Когда обедня кончилась, мы, выйдя на свежий воздух, почувствовали минутное облегчение, а затем, веселые и равнодушные, направились к нашему дому. Казалось, все мы теперь готовы услышать какую угодно страшную весть. Но, возвратившись, мы узнали, что ничего нового не случилось.

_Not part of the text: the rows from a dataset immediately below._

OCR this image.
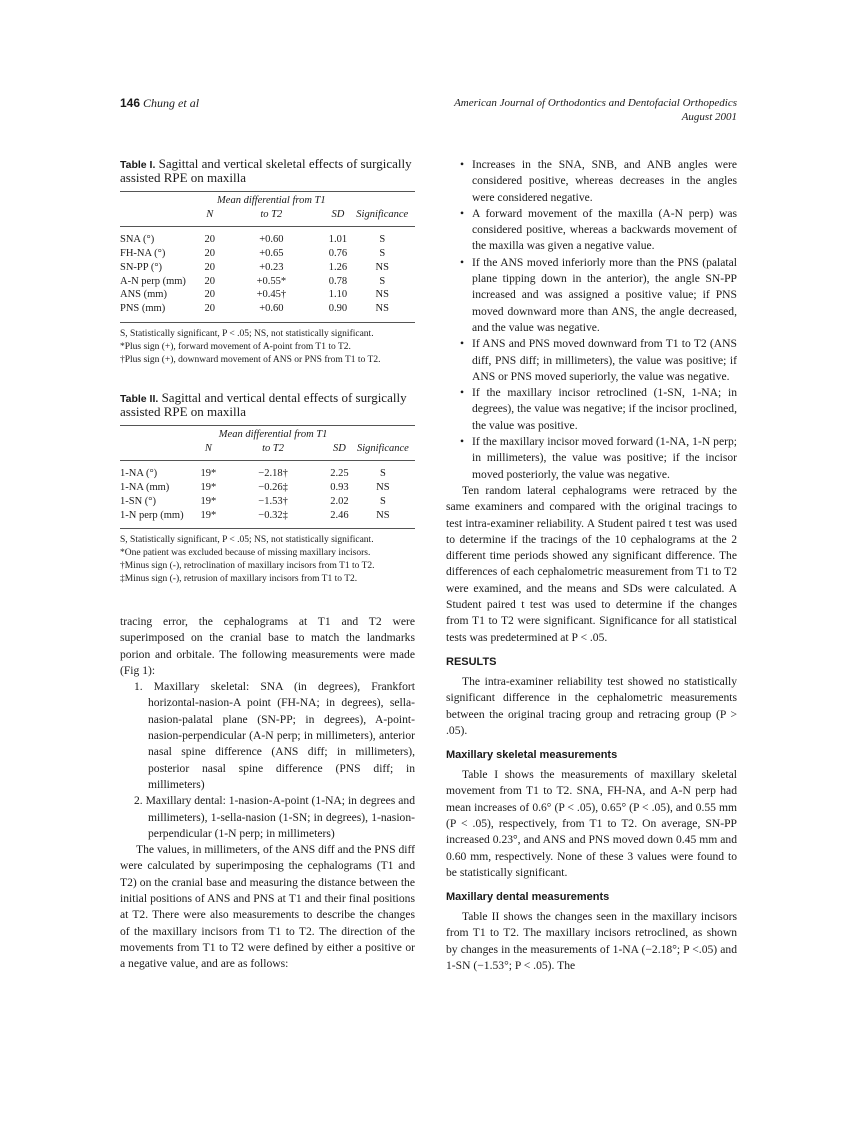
146 Chung et al	American Journal of Orthodontics and Dentofacial Orthopedics
August 2001
Table I. Sagittal and vertical skeletal effects of surgically assisted RPE on maxilla
	N	Mean differential from T1 to T2	SD	Significance
SNA (°)	20	+0.60	1.01	S
FH-NA (°)	20	+0.65	0.76	S
SN-PP (°)	20	+0.23	1.26	NS
A-N perp (mm)	20	+0.55*	0.78	S
ANS (mm)	20	+0.45†	1.10	NS
PNS (mm)	20	+0.60	0.90	NS
S, Statistically significant, P < .05; NS, not statistically significant.
*Plus sign (+), forward movement of A-point from T1 to T2.
†Plus sign (+), downward movement of ANS or PNS from T1 to T2.
Table II. Sagittal and vertical dental effects of surgically assisted RPE on maxilla
	N	Mean differential from T1 to T2	SD	Significance
1-NA (°)	19*	−2.18†	2.25	S
1-NA (mm)	19*	−0.26‡	0.93	NS
1-SN (°)	19*	−1.53†	2.02	S
1-N perp (mm)	19*	−0.32‡	2.46	NS
S, Statistically significant, P < .05; NS, not statistically significant.
*One patient was excluded because of missing maxillary incisors.
†Minus sign (-), retroclination of maxillary incisors from T1 to T2.
‡Minus sign (-), retrusion of maxillary incisors from T1 to T2.

tracing error, the cephalograms at T1 and T2 were superimposed on the cranial base to match the landmarks porion and orbitale. The following measurements were made (Fig 1):

1. Maxillary skeletal: SNA (in degrees), Frankfort horizontal-nasion-A point (FH-NA; in degrees), sella-nasion-palatal plane (SN-PP; in degrees), A-point-nasion-perpendicular (A-N perp; in millimeters), anterior nasal spine difference (ANS diff; in millimeters), posterior nasal spine difference (PNS diff; in millimeters)

2. Maxillary dental: 1-nasion-A-point (1-NA; in degrees and millimeters), 1-sella-nasion (1-SN; in degrees), 1-nasion-perpendicular (1-N perp; in millimeters)

The values, in millimeters, of the ANS diff and the PNS diff were calculated by superimposing the cephalograms (T1 and T2) on the cranial base and measuring the distance between the initial positions of ANS and PNS at T1 and their final positions at T2. There were also measurements to describe the changes of the maxillary incisors from T1 to T2. The direction of the movements from T1 to T2 were defined by either a positive or a negative value, and are as follows:

• Increases in the SNA, SNB, and ANB angles were considered positive, whereas decreases in the angles were considered negative.

• A forward movement of the maxilla (A-N perp) was considered positive, whereas a backwards movement of the maxilla was given a negative value.

• If the ANS moved inferiorly more than the PNS (palatal plane tipping down in the anterior), the angle SN-PP increased and was assigned a positive value; if PNS moved downward more than ANS, the angle decreased, and the value was negative.

• If ANS and PNS moved downward from T1 to T2 (ANS diff, PNS diff; in millimeters), the value was positive; if ANS or PNS moved superiorly, the value was negative.

• If the maxillary incisor retroclined (1-SN, 1-NA; in degrees), the value was negative; if the incisor proclined, the value was positive.

• If the maxillary incisor moved forward (1-NA, 1-N perp; in millimeters), the value was positive; if the incisor moved posteriorly, the value was negative.

Ten random lateral cephalograms were retraced by the same examiners and compared with the original tracings to test intra-examiner reliability. A Student paired t test was used to determine if the tracings of the 10 cephalograms at the 2 different time periods showed any significant difference. The differences of each cephalometric measurement from T1 to T2 were examined, and the means and SDs were calculated. A Student paired t test was used to determine if the changes from T1 to T2 were significant. Significance for all statistical tests was predetermined at P < .05.

RESULTS

The intra-examiner reliability test showed no statistically significant difference in the cephalometric measurements between the original tracing group and retracing group (P > .05).

Maxillary skeletal measurements

Table I shows the measurements of maxillary skeletal movement from T1 to T2. SNA, FH-NA, and A-N perp had mean increases of 0.6° (P < .05), 0.65° (P < .05), and 0.55 mm (P < .05), respectively, from T1 to T2. On average, SN-PP increased 0.23°, and ANS and PNS moved down 0.45 mm and 0.60 mm, respectively. None of these 3 values were found to be statistically significant.

Maxillary dental measurements

Table II shows the changes seen in the maxillary incisors from T1 to T2. The maxillary incisors retroclined, as shown by changes in the measurements of 1-NA (−2.18°; P <.05) and 1-SN (−1.53°; P < .05). The
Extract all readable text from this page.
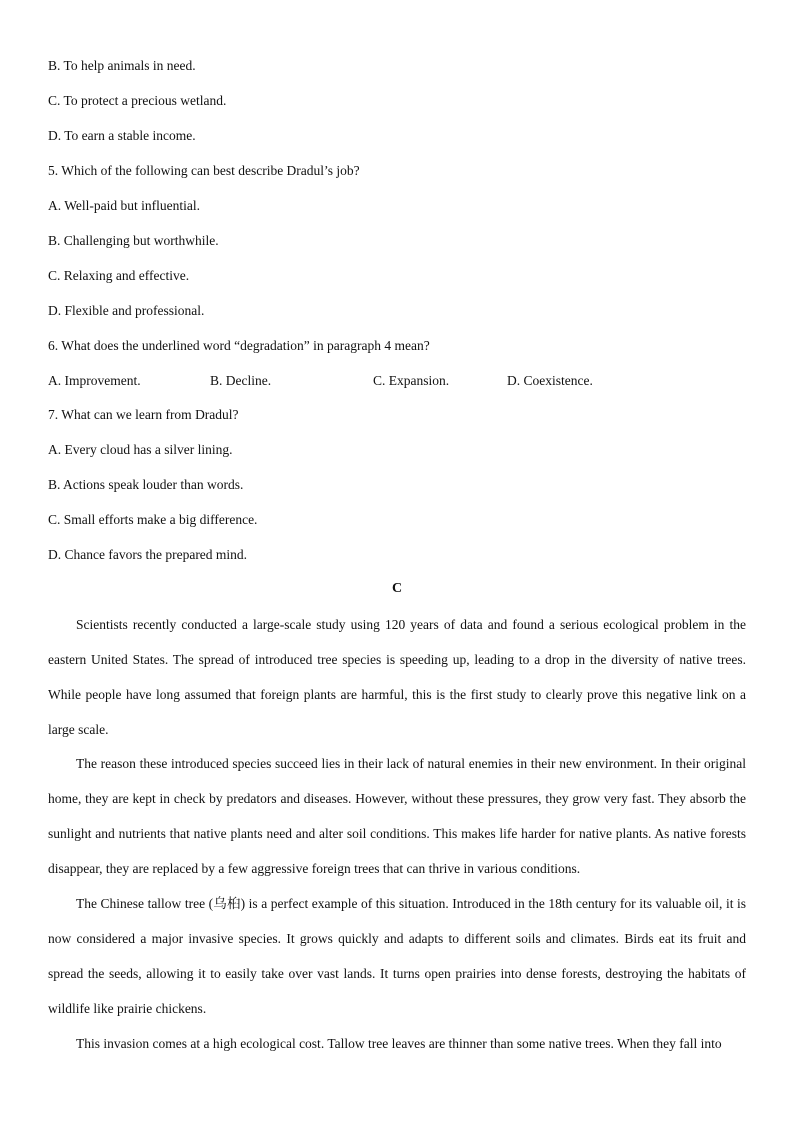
B. To help animals in need.
C. To protect a precious wetland.
D. To earn a stable income.
5. Which of the following can best describe Dradul’s job?
A. Well-paid but influential.
B. Challenging but worthwhile.
C. Relaxing and effective.
D. Flexible and professional.
6. What does the underlined word “degradation” in paragraph 4 mean?
A. Improvement.	B. Decline.	C. Expansion.	D. Coexistence.
7. What can we learn from Dradul?
A. Every cloud has a silver lining.
B. Actions speak louder than words.
C. Small efforts make a big difference.
D. Chance favors the prepared mind.
C

Scientists recently conducted a large-scale study using 120 years of data and found a serious ecological problem in the eastern United States. The spread of introduced tree species is speeding up, leading to a drop in the diversity of native trees. While people have long assumed that foreign plants are harmful, this is the first study to clearly prove this negative link on a large scale.

The reason these introduced species succeed lies in their lack of natural enemies in their new environment. In their original home, they are kept in check by predators and diseases. However, without these pressures, they grow very fast. They absorb the sunlight and nutrients that native plants need and alter soil conditions. This makes life harder for native plants. As native forests disappear, they are replaced by a few aggressive foreign trees that can thrive in various conditions.

The Chinese tallow tree (乌桕) is a perfect example of this situation. Introduced in the 18th century for its valuable oil, it is now considered a major invasive species. It grows quickly and adapts to different soils and climates. Birds eat its fruit and spread the seeds, allowing it to easily take over vast lands. It turns open prairies into dense forests, destroying the habitats of wildlife like prairie chickens.

This invasion comes at a high ecological cost. Tallow tree leaves are thinner than some native trees. When they fall into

Так прошел этот день и еще следующий, в течение которых наша общая покинутость и уныние увеличились еще тем, что доктора уже к нам не ездили. Утром 17 августа Машина комнатка сделалась как-то для всех странно доступною. Разнеслась весть, что больная начала «отходить». Дом стоял пустой, точно все куда-то убежали. Никто не подходил к Машиной двери, несмотря на то, что никаких запретов уже не было. Казалось, никакие заботы уже не помогут, да и не нужны Маше. И вот я направился туда, без всякого трепета, покорный общему настроению; пошел заглянуть туда, как я пошел бы во всякое другое пустое место. Комнатка действительно имела пустой вид. Сильный запах мускуса обдал меня; ковры были сняты; крашеный пол блестел; в углу, на деревянном треугольнике под образом, крупной звездой горела лампадка; на кровати, казалось, никого не было, до того низко и плоско лежала больная. Ровное, хриплое клокотание доносилось оттуда, похожее на кипение воды, но не на движение живой груди. Я приблизился. Машино лицо лежало в яме, под подушками, прикрытое четырехугольным прозрачным платком, с серебряным крестом посредине и такою же каймою вокруг. Лицо это было бескровное, с закрытыми глазами и неподвижно раскрытыми губами, из которых вылетал этот страшный, ровный хрип. Я инстинктивно перекрестился и ушел. В дверях я столкнулся с няней, возвращающейся на свое дежурство и не сказавшей мне ни слова.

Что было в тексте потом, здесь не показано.